Go to your rooftops, open your windows, look down from a helicopter . . . and take a look at all the people in the world. That is exactly what they’re doing.

Doing a prescribed something in exchange for a future promise.

If you buy into this idea, then why don’t you go to the supermarket tomorrow, pay for your groceries and tell the cashier that months or years into the future, when they get around to it, they can deliver your groceries to you.

Everything we’ve been told is a sham.

One giant hoax.

Half-truths have ruined the life of man.

Do you know why you’ve been told to “work hard?” Because they didn’t want you lying around on the sofa.

Do you know why you’ve been told to do penance and pooja and prostrations and worship? So that you could ingratiate yourself to the gods.

Let me ask you something. Have you ever even seen God?

Listen, I don’t know if he exists or not. But one thing I will tell you is that I will not allow myself to waste my time asking such an irrelevant question.

Whether he exists or not, what does that have to do with You?

The only God you will ever have is You!

I’ll say that again. Even though I know you don’t believe me.

The only God you will ever have is You! And instead of exploring him, you abandon him in search of one who lives in the stars that are (conveniently) millions of miles away.

And the reason that you’ve been told that he lives there is because the people who told you this knew you didn’t have a spaceship. And since you didn’t have a spaceship you’d never be able to prove them wrong.

Hard work, penance, worship, and striving are nothing more than Ineffective Habits.

Then what is it that allows a human being to arrive at the very spot he wishes to arrive?

What it is that allows him to achieve and realize anything his heart desires?

An innocent journey.

What is an innocent journey?

An innocent journey is one that is walked with the heart and without the mind.

The heart says Go There! And the mind says What if something happens along the way?

The heart says this is what I’ve always wanted. It brings tears to my eyes. It consumes me. It fills me with life. And the mind says But is it practical?

The heart says this is where I’ve always wanted to go. And the mind says Do you know how that will make you look?

The heart cuts straight to the core. The mind says There are rules you must follow.

The heart says I want it Now. The mind says Others want it as well, so what makes you so special?

You see, hard work is not authentic. It is actually a clever manipulation in order to pacify the mind’s insistence upon rules and penance.

But the innocent journey is a very difficult one to walk.

And the reason it is very difficult to walk is precisely because it is too simple.

You see, man has become accustomed to the idea that that which is not achieved through sweat and complication cannot be of any value.

But what he doesn’t understand is that the sweat and complication were only anxieties superimposed like whip cream on the fundamentally innocent journey. But walking the innocent journey without complication or fanfare is “too easy.” There isn’t enough of a sacrifice or a payment that gives one the feeling that he has “earned” it.

The innocent journey can only be walked by an innocent warrior.

He is “innocent” because he walks a path directly toward his vision. And he does so for no other reason besides the fact that this is what his heart truly craves.

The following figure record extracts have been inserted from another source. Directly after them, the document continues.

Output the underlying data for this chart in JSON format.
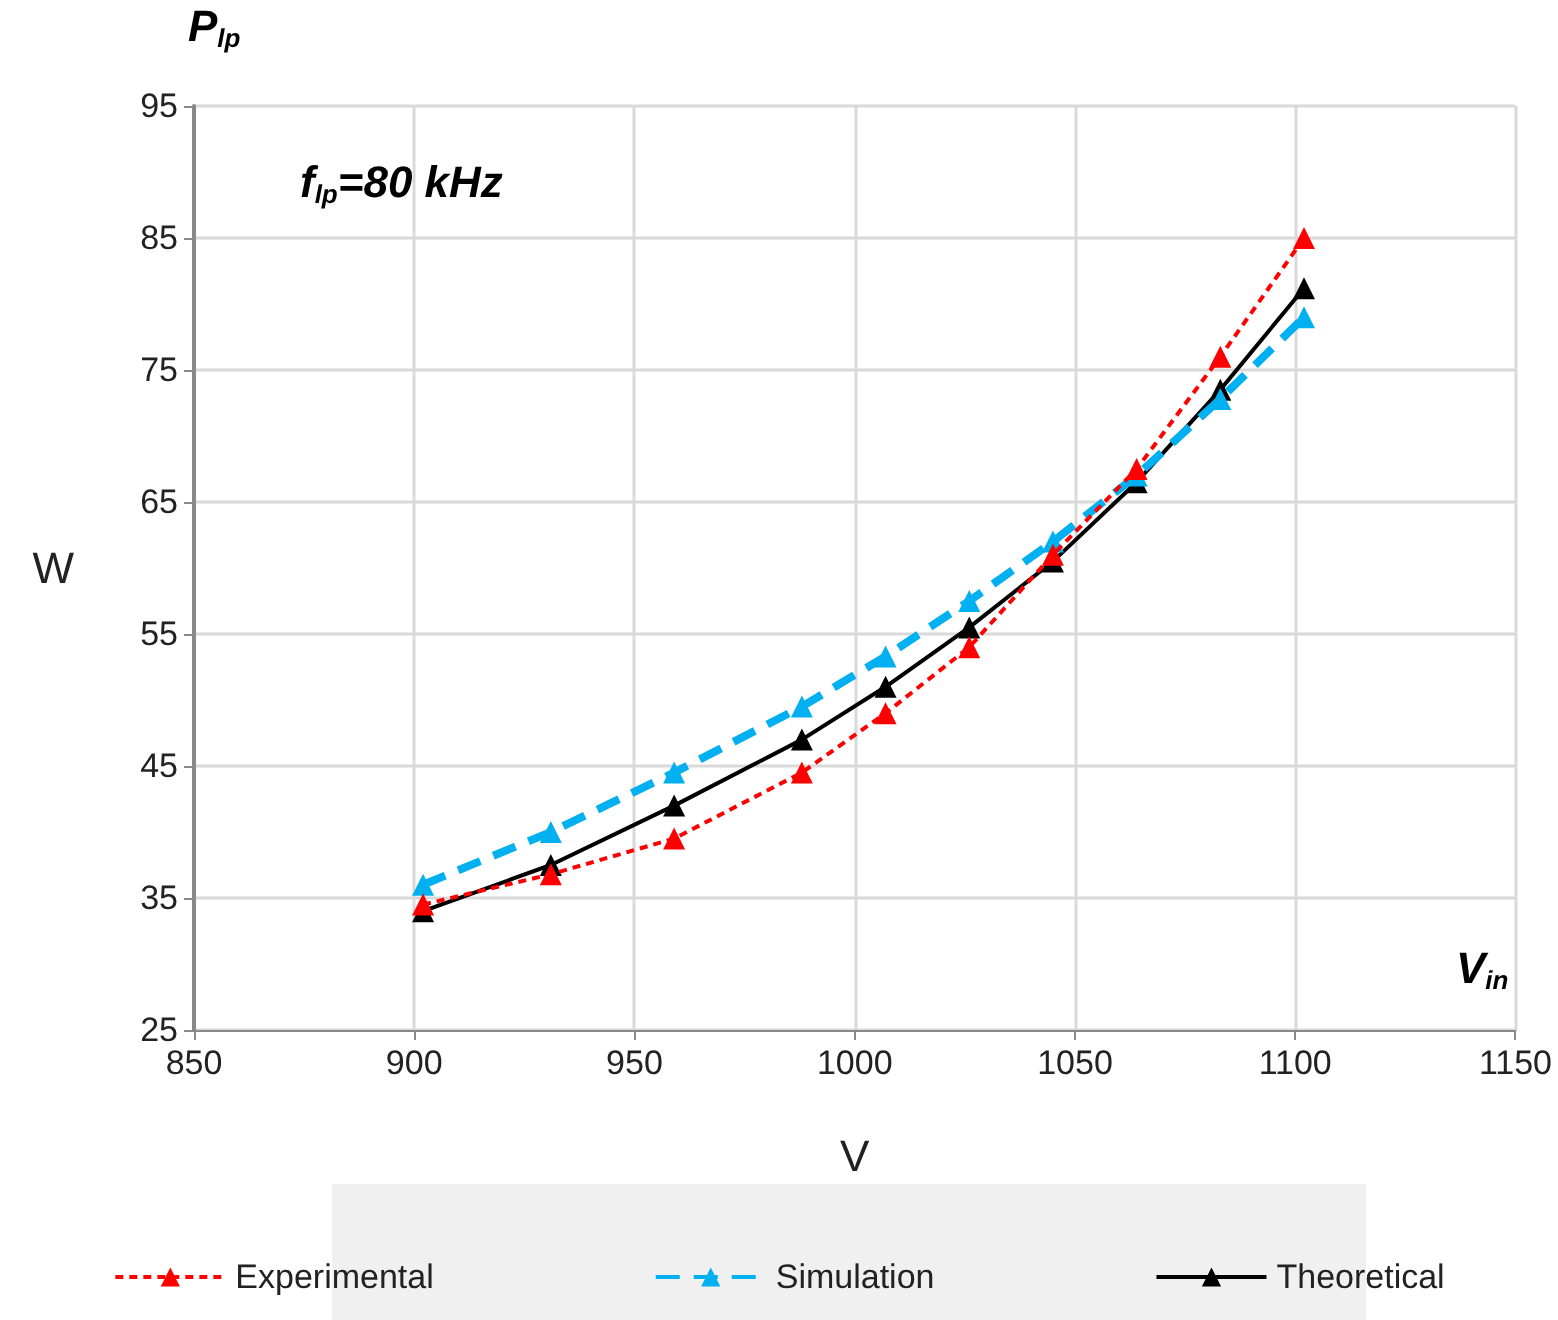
{
  "chart_data": {
    "type": "line",
    "xlabel": "V",
    "ylabel": "W",
    "annotations": [
      "P$_{lp}$",
      "f$_{lp}$=80 kHz",
      "V$_{in}$"
    ],
    "x": [
      902,
      931,
      959,
      988,
      1007,
      1026,
      1045,
      1064,
      1083,
      1102
    ],
    "series": [
      {
        "name": "Experimental",
        "color": "#ff0000",
        "line_style": "dotted",
        "values": [
          34.5,
          36.8,
          39.5,
          44.5,
          49,
          54,
          61,
          67.5,
          76,
          85
        ]
      },
      {
        "name": "Simulation",
        "color": "#00b0f0",
        "line_style": "dashed",
        "values": [
          36,
          40,
          44.5,
          49.5,
          53.3,
          57.5,
          62,
          67,
          72.8,
          79
        ]
      },
      {
        "name": "Theoretical",
        "color": "#000000",
        "line_style": "solid",
        "values": [
          34,
          37.5,
          42,
          47,
          51,
          55.5,
          60.5,
          66.5,
          73.5,
          81.2
        ]
      }
    ],
    "xlim": [
      850,
      1150
    ],
    "xticks": [
      850,
      900,
      950,
      1000,
      1050,
      1100,
      1150
    ],
    "ylim": [
      25,
      95
    ],
    "yticks": [
      25,
      35,
      45,
      55,
      65,
      75,
      85,
      95
    ],
    "grid": true,
    "legend": "bottom",
    "marker": "triangle"
  }
}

He is a “warrior” Not because he destroys everything in his way or because he is courageous and strong. He is a warrior because he has chosen to walk the knife-edged Himalayan peaks without entertaining the thought of falling.

He is a warrior because his only companion is his heart. And he has found it within himself to leave the mind behind.

His journey is not one of striving or hard work or hope. For the thought of not getting to his destination has never really occurred to him. And it is precisely this that liberates him from the burden of having to work “hard.”

The road may lead him through an inferno. And across treacherous ice crevasses 2000 feet deep. But this will not be “work.” It will not be a penance. It will not be a striving.

These will be innocent natural milestones in his wholly innocent journey.